| Article: | Wojciech Muła | 
|---|---|
| Added on: | 2014-10-01 | 
| Updated on: | 2018-03-11 | 
"Limited" means a value where at most one bit is set. I.e. values are zero and all powers of two. Specification:
Naive implementation:
uint32_t fill_word_naive(uint32_t x) { return x ? 0xffffffff : 0x00000000; }
GCC 4.8.2 produces following code:
89 c2 mov %eax,%edx f7 da neg %edx 21 c2 and %eax,%edx 39 c2 cmp %eax,%edx 0f 94 c0 sete %al 0f b6 c0 movzbl %al,%eax
Not bad, but this can be done much simpler. We know that a value is zero or have exactly one bit set — first we have to copy this bit to the highest position, and then populate the MSB using arithmetic shift right.

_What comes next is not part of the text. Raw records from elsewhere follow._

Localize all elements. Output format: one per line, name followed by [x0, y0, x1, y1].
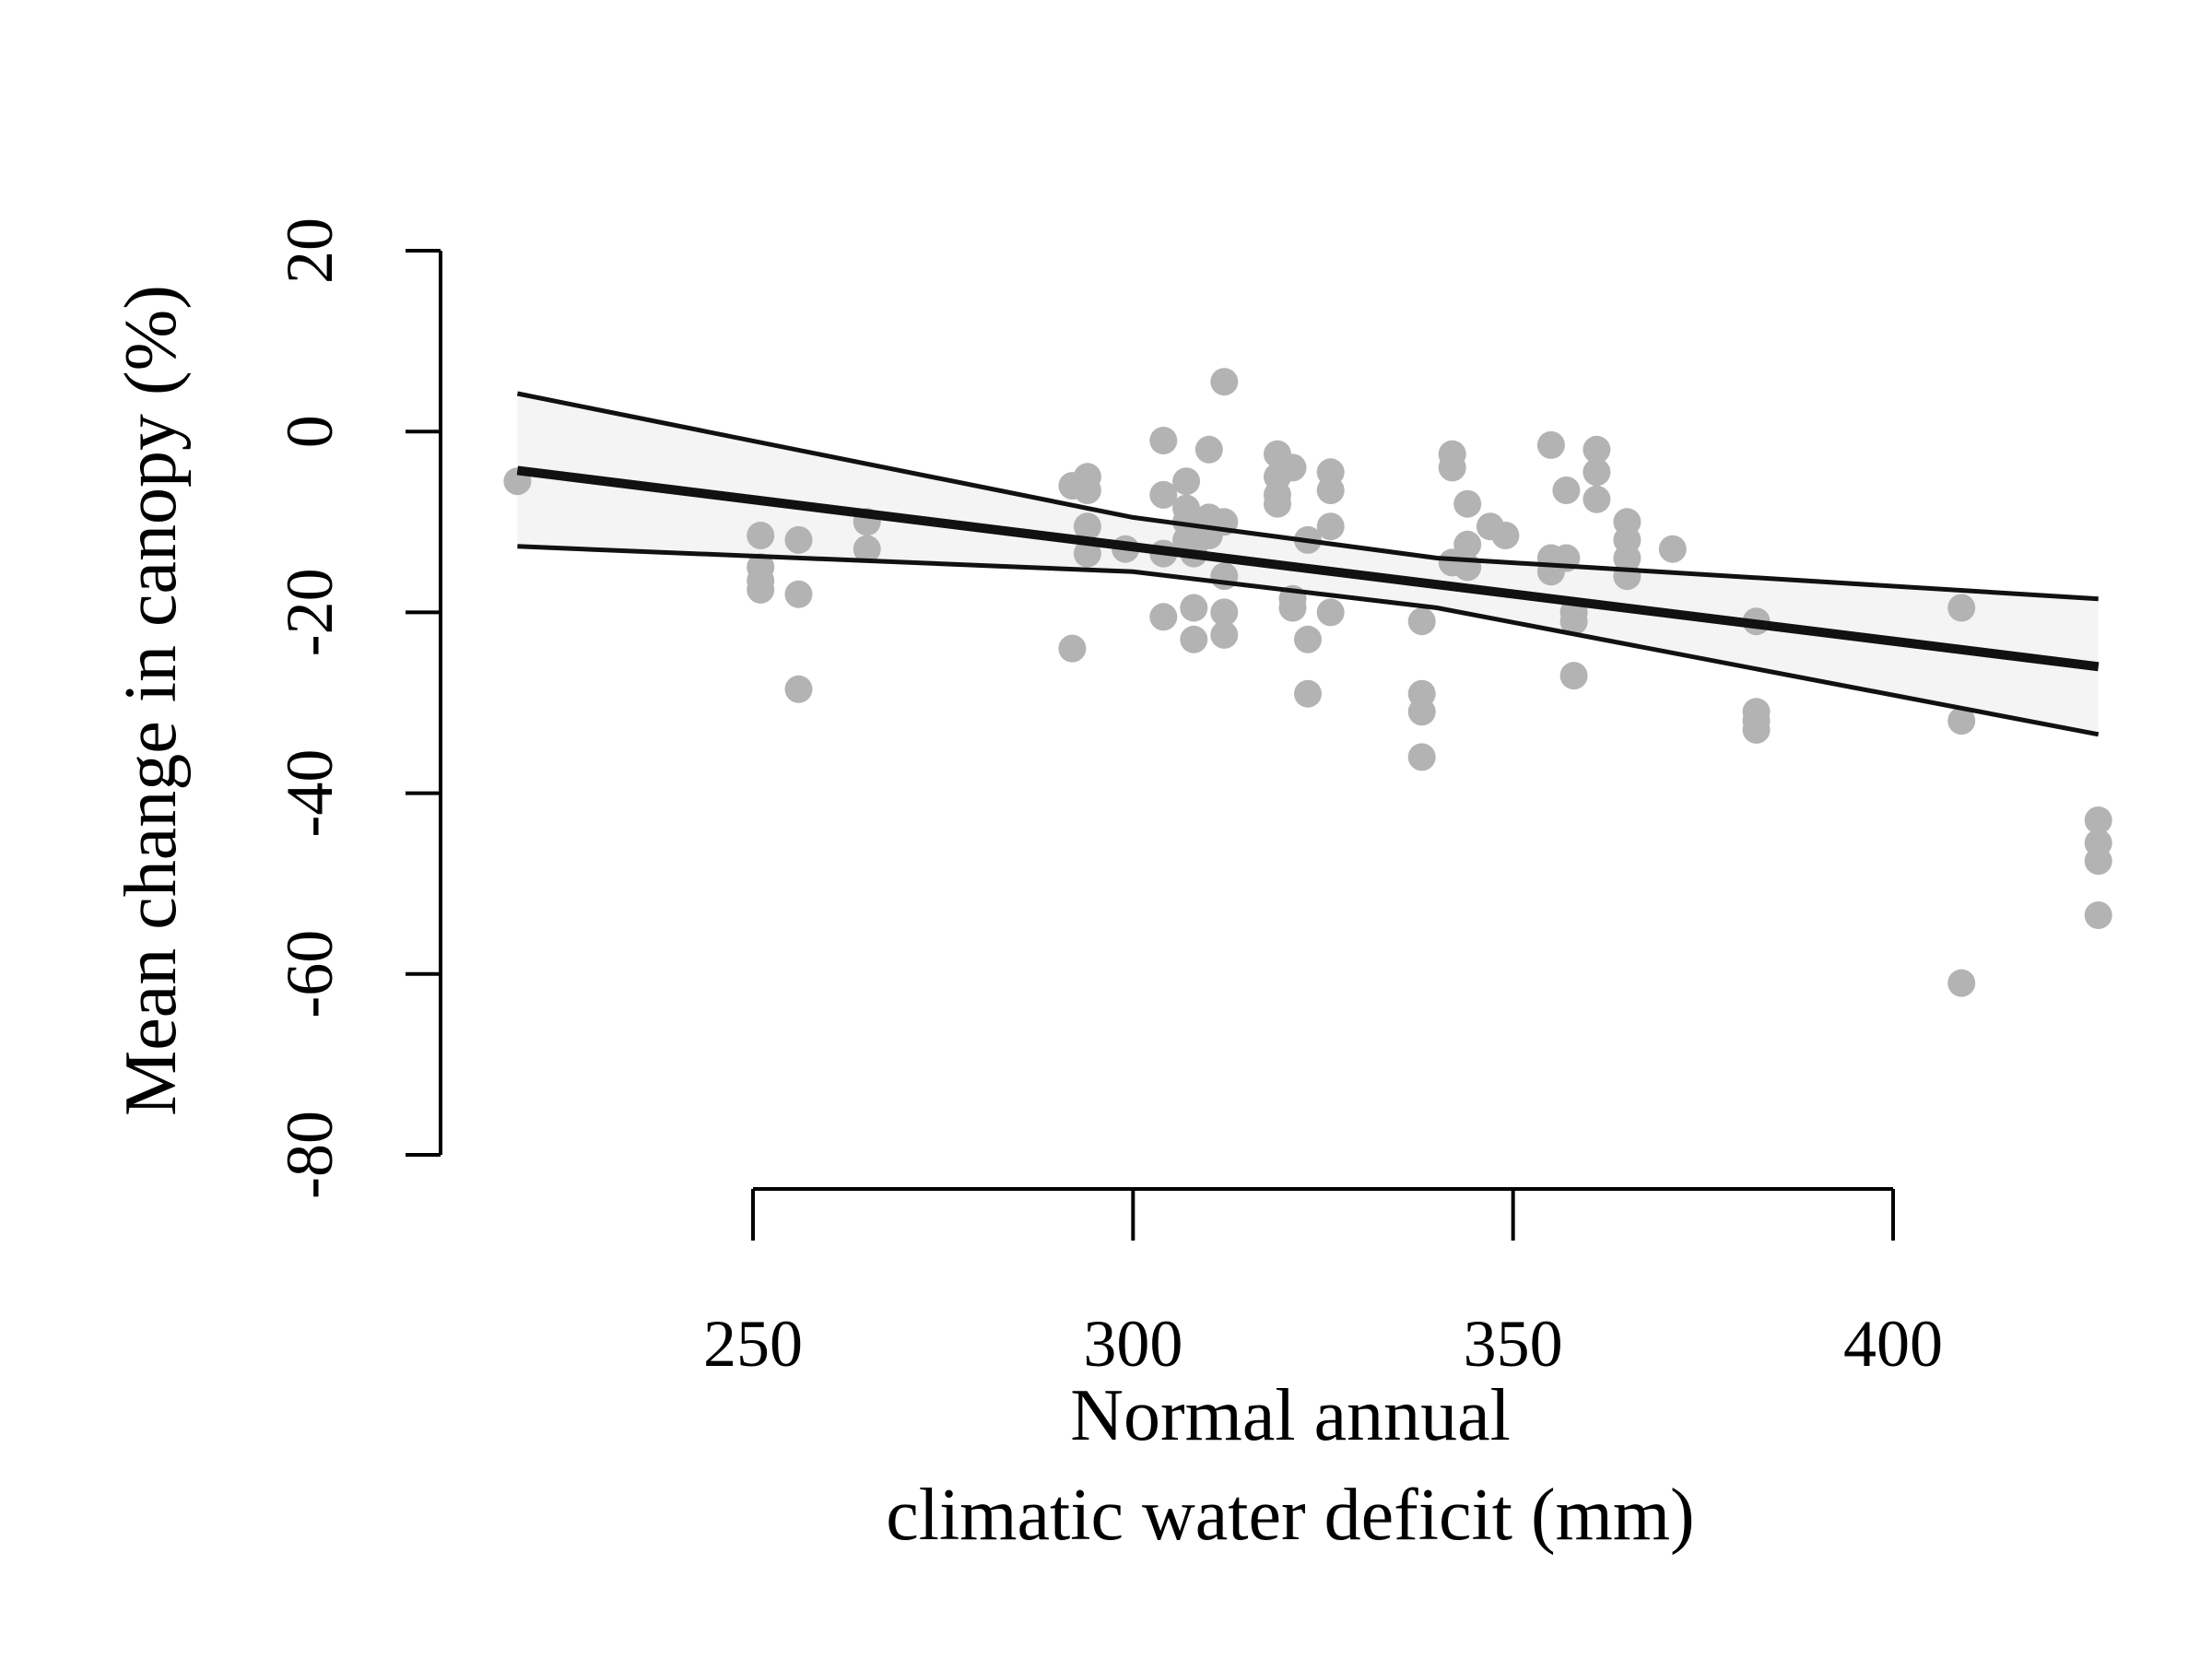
y-tick-label--40: -40 [273, 749, 347, 838]
y-tick-label--80: -80 [273, 1111, 347, 1199]
data-point-62 [1536, 430, 1565, 459]
data-point-48 [1316, 512, 1345, 541]
x-tick-label-250: 250 [703, 1307, 803, 1381]
data-point-6 [784, 580, 813, 608]
data-point-18 [1149, 480, 1178, 509]
data-point-21 [1172, 467, 1201, 496]
data-point-42 [1278, 594, 1307, 622]
data-point-5 [784, 525, 813, 554]
data-point-85 [2084, 806, 2112, 834]
data-point-7 [784, 675, 813, 703]
data-point-34 [1210, 598, 1239, 627]
data-point-65 [1552, 477, 1581, 504]
data-point-76 [1613, 562, 1641, 591]
data-points [503, 368, 2112, 997]
ci-lower-line [517, 544, 2100, 737]
regression-line [516, 465, 2100, 672]
data-point-45 [1294, 679, 1322, 708]
data-point-50 [1407, 607, 1436, 636]
data-point-27 [1180, 625, 1208, 653]
data-point-9 [853, 535, 881, 563]
data-point-87 [2084, 847, 2112, 876]
y-tick-label-0: 0 [273, 415, 347, 448]
data-point-61 [1491, 522, 1520, 549]
data-point-53 [1407, 743, 1436, 771]
data-point-70 [1583, 435, 1611, 464]
y-tick-label--60: -60 [273, 930, 347, 1018]
data-point-28 [1194, 435, 1223, 464]
data-point-88 [2084, 901, 2112, 929]
data-point-55 [1438, 453, 1466, 482]
data-point-44 [1294, 625, 1322, 653]
x-tick-label-400: 400 [1843, 1307, 1943, 1381]
data-point-40 [1278, 453, 1307, 482]
x-tick-label-350: 350 [1464, 1307, 1563, 1381]
y-tick-label-20: 20 [273, 218, 347, 284]
data-point-4 [747, 575, 775, 604]
data-point-81 [1742, 715, 1771, 744]
data-point-69 [1559, 662, 1588, 690]
data-point-39 [1264, 489, 1291, 518]
data-point-20 [1149, 603, 1178, 631]
ci-upper-line [516, 391, 2099, 602]
data-point-14 [1073, 512, 1101, 541]
data-point-57 [1453, 489, 1482, 518]
data-point-84 [1947, 969, 1976, 997]
data-point-52 [1407, 698, 1436, 726]
x-axis-title-line-2: climatic water deficit (mm) [886, 1475, 1694, 1556]
data-point-83 [1947, 707, 1976, 735]
data-point-71 [1583, 458, 1611, 487]
x-tick-label-300: 300 [1083, 1307, 1182, 1381]
data-point-13 [1073, 477, 1101, 504]
y-axis-title: Mean change in canopy (%) [111, 285, 192, 1116]
data-point-47 [1316, 477, 1345, 504]
data-point-58 [1453, 530, 1482, 559]
x-axis: 250 300 350 400 [703, 1187, 1943, 1381]
data-point-17 [1149, 427, 1178, 454]
y-tick-label--20: -20 [273, 568, 347, 656]
y-axis: -80 -60 -40 -20 0 20 [273, 218, 442, 1199]
data-point-26 [1180, 594, 1208, 622]
data-point-35 [1210, 620, 1239, 649]
data-point-31 [1210, 368, 1239, 396]
data-point-1 [747, 522, 775, 549]
data-point-49 [1316, 598, 1345, 627]
data-point-10 [1058, 634, 1087, 663]
x-axis-title-line-1: Normal annual [1070, 1375, 1511, 1456]
data-point-82 [1947, 594, 1976, 622]
data-point-68 [1559, 607, 1588, 636]
data-point-77 [1658, 535, 1687, 563]
data-point-72 [1583, 485, 1611, 513]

Copying a bit can be done using single operation — arithmetic negation:
| x | -x | 
|---|---|
| 00000000 | 00000000 | 
| 00000001 | ffffffff | 
| 00000002 | fffffffe | 
| 00000004 | fffffffc | 
| 00000008 | fffffff8 | 
| 00000010 | fffffff0 | 
| 00000020 | ffffffe0 | 
| 00000040 | ffffffc0 | 
| 00000080 | ffffff80 | 
| 00000100 | ffffff00 | 
| 00000200 | fffffe00 | 
| 00000400 | fffffc00 | 
| 00000800 | fffff800 | 
| 00001000 | fffff000 | 
| 00002000 | ffffe000 | 
| 00004000 | ffffc000 | 
| 00008000 | ffff8000 | 
| 00010000 | ffff0000 | 
| 00020000 | fffe0000 | 
| 00040000 | fffc0000 | 
| 00080000 | fff80000 | 
| 00100000 | fff00000 | 
| 00200000 | ffe00000 | 
| 00400000 | ffc00000 | 
| 00800000 | ff800000 | 
| 01000000 | ff000000 | 
| 02000000 | fe000000 | 
| 04000000 | fc000000 | 
| 08000000 | f8000000 | 
| 10000000 | f0000000 | 
| 20000000 | e0000000 | 
| 40000000 | c0000000 | 
| 80000000 | 80000000 | 
Now the procedure could be saved as:
uint32_t fill_word_naive(uint32_t x) { return ((int32_t)(-x) >> 31); }
The compilation result:
f7 d8 neg %eax c1 f8 1f sar $0x1f,%eax
Just two simple instructions.
2018-03-11: GCC 7.2 still compiles fill_word_naive the same way, but clang 6.0 produces the final, two-instruction sequence.